Monday, December 9, 2013

Max Velocity on Terrorist Vs Freedom Fighter

An interesting discussion going on at Max's place. Suppose like all things the clearly defined extremes are a lot easier than the murky middle ground. Also I cannot help but observe that when we try to differentiate between 'terrorist' and 'freedom fighter' those who we are ideologically compatible with tend to come out as 'freedom fighter' a whole lot more often.

The clearest issue in my mind is whether a given combative group chooses to target random civilians in order to spread terror or commits atrocities against innocent family members of the enemy side. If random people or civilian dependents of enemy combatants end up hurt or killed in a wrong place wrong time scenario that is unfortunate but war is messy. I think the difference is about intent and taking actions that are reasonably focused towards ones enemy.

Example: Lets say the Chinese invade America and I'm playing Red Dawn. A key officer in the PLA lives with his family in a small home near their base. My group wants to kill/ capture him so we plan a 0300 operation. The op goes bad. The officer was having trouble sleeping so he heard our entry and armed himself. In the craziness a kerosene lantern was broke and a fire stared. The officer died as did his family. This is an unfortunate situation but ole LT Wong made a choice for his family.

On the other hand if we tied up the whole family, covered them with petrol then did the dramatic cigarette toss that is not acceptable in my mind.

The hard truth is that was is an ugly dangerous business. You can do everything right and sometimes the wrong people still get killed. That being said accepting some inherent risk is different than being ambivalent. One might decide that certain tactics and weapons should not be employed in certain areas due to risk of collateral damage. A 500 pound IED designed to flip over a MAC V in the desert won't hurt anybody else, or at least not a lot of people. On the other hand that same IED emplaced for the same reason going off in a Bazzar on a peak shopping day would kill a lot of people.

Well those are my thoughts on that. As always feel free to join the conversation.


riverrider said...

i'm always amazed when people say emphatically "i wouldn't do x or y, because i'm an honorable guy (or whatever)." none of these people have seen total unrestricted war, like say germany ww2 or even the serb genicide in bosnia. the hard truth is a man doesn't KNOW what he will do after he sees his kids ground up by tank treads in the town square, or comes home from a successful night of insurgency to find his wife n kids brutalized to death. he can kill as many local guntoters as he wants but he can't get to the head of the snake to kill it. suppose he finds the family of the head of the snake? what-will-he-do? none of us KNOWS, and THANK GOD ALMIGHTY that none us knows,yet.

3rdman said...

I guess whoever wins gets to decide who the freedom fighters and terrorist were.

I also agree with riverrider, you just really do not know what you are capable of doing until you are forced to become an insurgent for whatever reason.

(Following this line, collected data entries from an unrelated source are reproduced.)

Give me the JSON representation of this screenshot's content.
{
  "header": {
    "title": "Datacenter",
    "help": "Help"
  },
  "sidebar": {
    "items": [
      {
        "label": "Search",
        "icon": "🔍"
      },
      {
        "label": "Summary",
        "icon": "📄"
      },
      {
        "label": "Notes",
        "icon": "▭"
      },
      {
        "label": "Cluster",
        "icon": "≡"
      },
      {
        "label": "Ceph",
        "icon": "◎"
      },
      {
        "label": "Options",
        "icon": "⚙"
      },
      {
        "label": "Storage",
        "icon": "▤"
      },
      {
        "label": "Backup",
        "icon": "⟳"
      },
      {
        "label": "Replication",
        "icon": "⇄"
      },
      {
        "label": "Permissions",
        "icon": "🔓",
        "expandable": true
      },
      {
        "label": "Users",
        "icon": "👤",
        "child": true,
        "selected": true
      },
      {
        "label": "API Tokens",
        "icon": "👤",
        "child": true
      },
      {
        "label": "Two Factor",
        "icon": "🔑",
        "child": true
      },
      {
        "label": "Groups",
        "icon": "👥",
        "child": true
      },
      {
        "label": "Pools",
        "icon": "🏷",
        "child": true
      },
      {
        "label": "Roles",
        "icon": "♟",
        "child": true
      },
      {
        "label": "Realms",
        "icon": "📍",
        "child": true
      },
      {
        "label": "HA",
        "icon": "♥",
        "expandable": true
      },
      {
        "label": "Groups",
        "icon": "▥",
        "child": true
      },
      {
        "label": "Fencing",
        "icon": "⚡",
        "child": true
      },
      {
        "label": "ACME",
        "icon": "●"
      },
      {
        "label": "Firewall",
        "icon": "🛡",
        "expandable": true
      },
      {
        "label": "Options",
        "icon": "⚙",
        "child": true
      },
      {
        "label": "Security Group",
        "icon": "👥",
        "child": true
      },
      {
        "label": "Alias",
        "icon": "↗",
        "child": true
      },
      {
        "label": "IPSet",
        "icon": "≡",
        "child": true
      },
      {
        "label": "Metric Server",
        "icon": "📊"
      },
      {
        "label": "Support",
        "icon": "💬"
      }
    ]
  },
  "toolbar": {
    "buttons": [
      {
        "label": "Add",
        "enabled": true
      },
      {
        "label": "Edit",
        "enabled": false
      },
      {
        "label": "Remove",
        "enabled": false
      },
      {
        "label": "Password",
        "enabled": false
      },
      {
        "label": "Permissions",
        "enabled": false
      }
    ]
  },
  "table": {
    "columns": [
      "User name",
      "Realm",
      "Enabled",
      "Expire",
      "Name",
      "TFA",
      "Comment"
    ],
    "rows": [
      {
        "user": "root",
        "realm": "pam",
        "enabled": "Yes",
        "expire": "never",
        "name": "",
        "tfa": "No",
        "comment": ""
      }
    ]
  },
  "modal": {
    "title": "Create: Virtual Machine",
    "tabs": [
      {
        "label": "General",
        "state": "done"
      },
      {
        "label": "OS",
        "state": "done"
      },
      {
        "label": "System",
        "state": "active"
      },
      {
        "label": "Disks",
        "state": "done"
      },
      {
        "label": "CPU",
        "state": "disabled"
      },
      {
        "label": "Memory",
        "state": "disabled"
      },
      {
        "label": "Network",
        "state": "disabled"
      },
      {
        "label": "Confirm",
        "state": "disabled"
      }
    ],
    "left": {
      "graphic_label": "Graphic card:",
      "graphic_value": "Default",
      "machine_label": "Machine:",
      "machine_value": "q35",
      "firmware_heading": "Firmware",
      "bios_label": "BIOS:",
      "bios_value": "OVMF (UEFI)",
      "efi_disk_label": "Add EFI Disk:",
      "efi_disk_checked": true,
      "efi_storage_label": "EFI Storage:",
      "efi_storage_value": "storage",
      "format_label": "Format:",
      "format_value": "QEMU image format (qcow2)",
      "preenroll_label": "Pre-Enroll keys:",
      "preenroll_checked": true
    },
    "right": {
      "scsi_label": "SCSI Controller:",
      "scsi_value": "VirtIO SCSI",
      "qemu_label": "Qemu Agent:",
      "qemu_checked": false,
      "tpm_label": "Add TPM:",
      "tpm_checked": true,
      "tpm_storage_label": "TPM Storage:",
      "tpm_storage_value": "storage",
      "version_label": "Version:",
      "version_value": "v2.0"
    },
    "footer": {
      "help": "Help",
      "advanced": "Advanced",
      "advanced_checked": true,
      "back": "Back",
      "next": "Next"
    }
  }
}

The American military did some horrible things in the bombing of German cities, but did it shorten the war and save American, most likely. Again the victory gets to write history that benefits them. Dropping the two A-Bombs saved American lives, but we killed over 100,000 Japanese men, women, and children in doing so. I would support doing it all over again!

3rdman said...

Victors not victory

Harry Flashman said...

I wouldn't intentionally hurt women or children. I know the world has changed but I haven't in that respect. Of course, my generation is dieing off pretty quickly now and the more practical and less inhibited people are running the show. There have always been people who would do what has to be done, like the men who dropped the bomb on the Japanese. I am just saying I wouldn't have done it myself.

Aesop said...

Warfare has no rules, but one: win.

Anything else is optional, regardless of how we might wish it were otherwise.

On the way to either victory of defeat, the chief guiding principle is best described by no less an authority than Cap'n Jack Sparrow:
"There's what you can do, and what you can't."

Most of the whining afterwards has a lot more to do with whose pet ox is being gored than moral absolutes about right or wrong. The annoying part is that once hostilities commence, it's all shades of gray.

"It is best that war is so terrible, else we would love it too much." - Robt. E. Lee

Bret said...

Also recall that the victors write the history. Lincoln, widely recognized as a founding father, would have been tryed for war crimes today due to his scorched earth policy of warfare, burning of crops, killing of livestock and raping of women. Yet the yankees thought it was all ok. History still recalls the south as the bad guy yet we followed the constitution.

Aesop said...

Well, except for that part about sedition.

Anonymous said...

Not only is it a case of 'what is done' and 'how it was done', but also 'who' is defining the action.

Using the definition of the current occupant of the big house on 1600 Penn., Pearl Harbor was a limited air strike with no boots on the ground.